Nel suo intervento, però, Burioni ha puntato il dito contro quella che ha definito una “disinformazione pericolosa”, sottolineando come la diffusione di false notizie possa indebolire la fiducia nella medicina basata sull’evidenza. Un’affermazione che si pone in netto contrasto con chi chiede maggiore trasparenza e riconoscimento degli eventi avversi.
Tra scienza e comunicazione: un equilibrio difficile
Il ritorno di Burioni nel dibattito pubblico riaccende anche un’altra questione mai risolta: quella del tono della comunicazione scientifica. Mentre una parte dell’opinione pubblica continua a vederlo come un riferimento chiaro e diretto, un’altra lo accusa di un approccio elitario, che non tiene conto delle paure e delle esperienze soggettive delle persone.
In un contesto post-pandemico ancora segnato da profonde divisioni, dichiarazioni come quelle di Burioni rischiano di riattivare polarizzazioni ormai cronicizzate. Soprattutto se, come accaduto in questo caso, non sono accompagnate da un linguaggio inclusivo o da un confronto con le voci critiche.

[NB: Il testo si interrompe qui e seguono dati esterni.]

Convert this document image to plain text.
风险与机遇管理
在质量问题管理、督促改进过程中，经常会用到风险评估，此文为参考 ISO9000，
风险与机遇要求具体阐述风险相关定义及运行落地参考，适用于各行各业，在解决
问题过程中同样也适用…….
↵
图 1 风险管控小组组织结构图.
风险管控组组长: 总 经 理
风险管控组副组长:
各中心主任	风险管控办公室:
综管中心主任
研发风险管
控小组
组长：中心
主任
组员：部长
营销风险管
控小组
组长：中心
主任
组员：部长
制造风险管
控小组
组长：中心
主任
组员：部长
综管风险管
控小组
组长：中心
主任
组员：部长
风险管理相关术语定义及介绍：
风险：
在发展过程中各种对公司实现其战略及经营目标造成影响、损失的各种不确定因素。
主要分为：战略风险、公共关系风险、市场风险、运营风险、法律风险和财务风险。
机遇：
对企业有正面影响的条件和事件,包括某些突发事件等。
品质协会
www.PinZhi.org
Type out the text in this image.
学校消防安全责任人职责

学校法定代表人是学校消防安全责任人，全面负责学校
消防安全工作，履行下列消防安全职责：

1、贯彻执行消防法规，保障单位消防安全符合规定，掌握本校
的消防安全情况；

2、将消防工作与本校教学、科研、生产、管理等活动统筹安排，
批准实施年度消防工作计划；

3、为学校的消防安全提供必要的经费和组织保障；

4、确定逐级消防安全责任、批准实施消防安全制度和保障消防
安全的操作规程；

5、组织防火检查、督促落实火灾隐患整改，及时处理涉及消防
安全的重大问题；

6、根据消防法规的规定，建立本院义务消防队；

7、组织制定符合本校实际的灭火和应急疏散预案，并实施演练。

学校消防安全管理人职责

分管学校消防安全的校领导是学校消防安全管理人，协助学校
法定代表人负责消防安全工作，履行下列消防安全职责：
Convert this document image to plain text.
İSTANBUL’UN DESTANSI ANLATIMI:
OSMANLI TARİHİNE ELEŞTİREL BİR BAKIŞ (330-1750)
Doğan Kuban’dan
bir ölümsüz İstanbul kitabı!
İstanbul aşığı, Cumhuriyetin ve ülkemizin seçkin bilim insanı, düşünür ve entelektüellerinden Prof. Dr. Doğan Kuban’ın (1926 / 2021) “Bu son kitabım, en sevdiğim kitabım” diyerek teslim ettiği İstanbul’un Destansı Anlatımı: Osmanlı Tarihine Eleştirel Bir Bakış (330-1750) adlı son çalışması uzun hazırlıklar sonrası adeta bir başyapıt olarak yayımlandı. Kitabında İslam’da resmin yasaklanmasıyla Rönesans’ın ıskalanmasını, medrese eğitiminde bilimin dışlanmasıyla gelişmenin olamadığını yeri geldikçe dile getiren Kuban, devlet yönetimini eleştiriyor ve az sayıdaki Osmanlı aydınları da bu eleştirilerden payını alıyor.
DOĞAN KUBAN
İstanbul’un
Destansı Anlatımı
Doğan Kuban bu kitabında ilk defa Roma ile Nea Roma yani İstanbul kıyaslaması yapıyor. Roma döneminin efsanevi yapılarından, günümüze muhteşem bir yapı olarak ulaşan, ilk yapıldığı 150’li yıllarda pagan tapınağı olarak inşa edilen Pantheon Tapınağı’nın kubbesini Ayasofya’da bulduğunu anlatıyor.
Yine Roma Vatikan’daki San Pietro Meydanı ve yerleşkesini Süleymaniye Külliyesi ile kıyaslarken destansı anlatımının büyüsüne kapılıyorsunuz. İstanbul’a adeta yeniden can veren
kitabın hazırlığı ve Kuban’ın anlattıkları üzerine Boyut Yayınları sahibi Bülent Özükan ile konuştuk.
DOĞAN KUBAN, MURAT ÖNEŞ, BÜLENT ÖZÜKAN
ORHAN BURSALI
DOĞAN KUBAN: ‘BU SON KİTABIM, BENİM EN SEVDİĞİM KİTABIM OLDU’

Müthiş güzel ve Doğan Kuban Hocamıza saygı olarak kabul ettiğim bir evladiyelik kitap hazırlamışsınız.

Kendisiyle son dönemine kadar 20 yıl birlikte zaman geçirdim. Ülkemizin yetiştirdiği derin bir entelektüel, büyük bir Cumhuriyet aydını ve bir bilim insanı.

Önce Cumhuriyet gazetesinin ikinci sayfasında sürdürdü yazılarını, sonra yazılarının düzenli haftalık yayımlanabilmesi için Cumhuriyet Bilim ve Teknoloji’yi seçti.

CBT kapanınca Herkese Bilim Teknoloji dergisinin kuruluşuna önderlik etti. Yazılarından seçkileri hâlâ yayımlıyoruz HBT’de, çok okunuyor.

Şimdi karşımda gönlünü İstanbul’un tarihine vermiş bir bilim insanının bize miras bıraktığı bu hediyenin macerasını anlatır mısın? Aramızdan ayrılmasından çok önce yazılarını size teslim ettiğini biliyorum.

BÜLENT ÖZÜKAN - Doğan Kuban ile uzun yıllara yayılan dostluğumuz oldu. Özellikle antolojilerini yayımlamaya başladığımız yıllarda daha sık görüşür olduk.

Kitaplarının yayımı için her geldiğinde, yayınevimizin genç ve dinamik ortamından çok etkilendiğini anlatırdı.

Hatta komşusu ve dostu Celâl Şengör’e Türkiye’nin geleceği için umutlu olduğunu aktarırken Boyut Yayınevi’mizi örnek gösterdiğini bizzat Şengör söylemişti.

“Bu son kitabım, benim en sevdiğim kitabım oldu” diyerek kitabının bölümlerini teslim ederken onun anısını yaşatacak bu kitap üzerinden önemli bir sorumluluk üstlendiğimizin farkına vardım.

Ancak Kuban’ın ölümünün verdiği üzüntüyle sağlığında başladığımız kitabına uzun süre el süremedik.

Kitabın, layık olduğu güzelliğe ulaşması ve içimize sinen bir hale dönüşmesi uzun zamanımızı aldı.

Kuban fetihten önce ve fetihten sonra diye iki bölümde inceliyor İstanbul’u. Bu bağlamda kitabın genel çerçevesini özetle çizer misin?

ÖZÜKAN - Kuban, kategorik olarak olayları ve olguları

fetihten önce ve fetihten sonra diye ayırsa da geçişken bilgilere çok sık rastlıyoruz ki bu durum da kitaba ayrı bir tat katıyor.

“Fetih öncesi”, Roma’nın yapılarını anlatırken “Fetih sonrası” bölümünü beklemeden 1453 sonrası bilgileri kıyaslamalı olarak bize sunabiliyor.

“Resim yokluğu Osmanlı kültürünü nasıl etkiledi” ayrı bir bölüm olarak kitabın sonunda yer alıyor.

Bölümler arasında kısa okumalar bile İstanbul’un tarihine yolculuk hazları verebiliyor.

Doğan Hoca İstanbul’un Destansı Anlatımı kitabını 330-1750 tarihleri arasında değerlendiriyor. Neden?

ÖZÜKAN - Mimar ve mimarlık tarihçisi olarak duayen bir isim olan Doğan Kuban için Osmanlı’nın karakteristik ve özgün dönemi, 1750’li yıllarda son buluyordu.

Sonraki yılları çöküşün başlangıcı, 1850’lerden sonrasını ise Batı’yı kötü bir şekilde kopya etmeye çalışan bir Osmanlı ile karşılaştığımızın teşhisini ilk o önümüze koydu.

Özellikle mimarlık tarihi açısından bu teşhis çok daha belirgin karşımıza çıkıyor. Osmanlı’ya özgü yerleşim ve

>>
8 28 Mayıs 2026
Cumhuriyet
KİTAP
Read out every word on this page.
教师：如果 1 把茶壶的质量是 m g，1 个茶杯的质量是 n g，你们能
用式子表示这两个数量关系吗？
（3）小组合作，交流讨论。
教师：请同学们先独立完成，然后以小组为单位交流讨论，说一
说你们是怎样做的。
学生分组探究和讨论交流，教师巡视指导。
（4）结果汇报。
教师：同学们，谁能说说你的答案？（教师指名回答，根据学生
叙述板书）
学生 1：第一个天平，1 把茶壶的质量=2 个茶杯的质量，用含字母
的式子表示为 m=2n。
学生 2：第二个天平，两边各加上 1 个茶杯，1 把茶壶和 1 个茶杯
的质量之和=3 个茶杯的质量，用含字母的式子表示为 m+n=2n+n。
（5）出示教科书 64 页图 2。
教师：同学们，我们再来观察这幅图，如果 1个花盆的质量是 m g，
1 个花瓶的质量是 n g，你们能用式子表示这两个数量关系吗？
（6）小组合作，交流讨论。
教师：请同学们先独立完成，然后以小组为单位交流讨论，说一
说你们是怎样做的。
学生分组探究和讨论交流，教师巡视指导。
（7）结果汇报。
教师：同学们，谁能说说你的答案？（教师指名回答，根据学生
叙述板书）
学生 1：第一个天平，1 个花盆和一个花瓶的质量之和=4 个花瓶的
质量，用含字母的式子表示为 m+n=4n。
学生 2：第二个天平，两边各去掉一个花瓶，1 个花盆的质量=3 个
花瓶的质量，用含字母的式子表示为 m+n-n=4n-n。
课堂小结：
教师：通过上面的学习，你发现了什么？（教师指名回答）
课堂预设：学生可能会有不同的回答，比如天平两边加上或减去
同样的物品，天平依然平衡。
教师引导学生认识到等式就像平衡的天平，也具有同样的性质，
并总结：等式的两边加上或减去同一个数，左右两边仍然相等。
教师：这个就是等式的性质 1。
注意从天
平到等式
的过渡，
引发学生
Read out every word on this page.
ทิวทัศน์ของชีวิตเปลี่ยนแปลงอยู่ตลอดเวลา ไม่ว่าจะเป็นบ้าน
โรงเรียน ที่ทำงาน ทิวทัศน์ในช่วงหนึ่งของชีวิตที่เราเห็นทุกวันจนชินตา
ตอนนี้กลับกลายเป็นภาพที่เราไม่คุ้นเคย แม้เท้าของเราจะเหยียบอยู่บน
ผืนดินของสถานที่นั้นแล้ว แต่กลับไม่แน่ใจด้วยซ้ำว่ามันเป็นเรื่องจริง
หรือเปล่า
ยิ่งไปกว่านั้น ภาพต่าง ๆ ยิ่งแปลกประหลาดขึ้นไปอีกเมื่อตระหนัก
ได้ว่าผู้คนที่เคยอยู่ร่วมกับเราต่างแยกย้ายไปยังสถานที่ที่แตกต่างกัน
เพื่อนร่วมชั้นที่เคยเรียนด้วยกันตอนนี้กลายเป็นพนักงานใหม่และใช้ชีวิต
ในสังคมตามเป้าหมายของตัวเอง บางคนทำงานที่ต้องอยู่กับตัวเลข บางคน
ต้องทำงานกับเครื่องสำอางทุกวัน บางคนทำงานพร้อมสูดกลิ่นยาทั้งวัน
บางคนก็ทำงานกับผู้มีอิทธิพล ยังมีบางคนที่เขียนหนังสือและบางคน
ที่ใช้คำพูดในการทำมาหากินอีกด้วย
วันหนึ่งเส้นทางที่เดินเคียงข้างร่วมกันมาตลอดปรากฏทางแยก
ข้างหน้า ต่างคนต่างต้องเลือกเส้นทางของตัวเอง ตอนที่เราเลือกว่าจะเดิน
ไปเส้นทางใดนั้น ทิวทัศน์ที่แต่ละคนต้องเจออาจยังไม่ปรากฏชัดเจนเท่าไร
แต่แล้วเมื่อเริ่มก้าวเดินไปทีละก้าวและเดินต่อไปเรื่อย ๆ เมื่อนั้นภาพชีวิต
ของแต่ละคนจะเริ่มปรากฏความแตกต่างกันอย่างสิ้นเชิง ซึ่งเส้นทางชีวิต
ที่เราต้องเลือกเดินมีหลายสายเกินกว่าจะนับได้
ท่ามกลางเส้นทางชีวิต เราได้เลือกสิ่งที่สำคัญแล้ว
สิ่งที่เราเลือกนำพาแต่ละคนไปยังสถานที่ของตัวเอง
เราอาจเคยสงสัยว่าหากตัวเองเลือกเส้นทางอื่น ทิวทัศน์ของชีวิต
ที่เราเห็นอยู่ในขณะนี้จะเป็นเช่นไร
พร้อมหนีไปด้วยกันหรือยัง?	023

Conclusione: una società ancora spaccata
L’intervento di Roberto Burioni a Che tempo che fa ha avuto l’effetto di un sasso nello stagno, dimostrando quanto il tema vaccini Covid sia ancora divisivo. Le reazioni social raccontano di una società che non ha ancora superato del tutto il trauma collettivo della pandemia e che continua a cercare risposte, spesso in modo conflittuale.
A oggi, mentre la comunità scientifica continua a raccomandare la vaccinazione per le categorie più fragili, il dibattito resta acceso, complicato da anni di sfiducia, comunicazione controversa e dolore non elaborato. In questo clima, ogni parola pubblica, soprattutto da parte di figure autorevoli, può diventare miccia per nuove polemiche.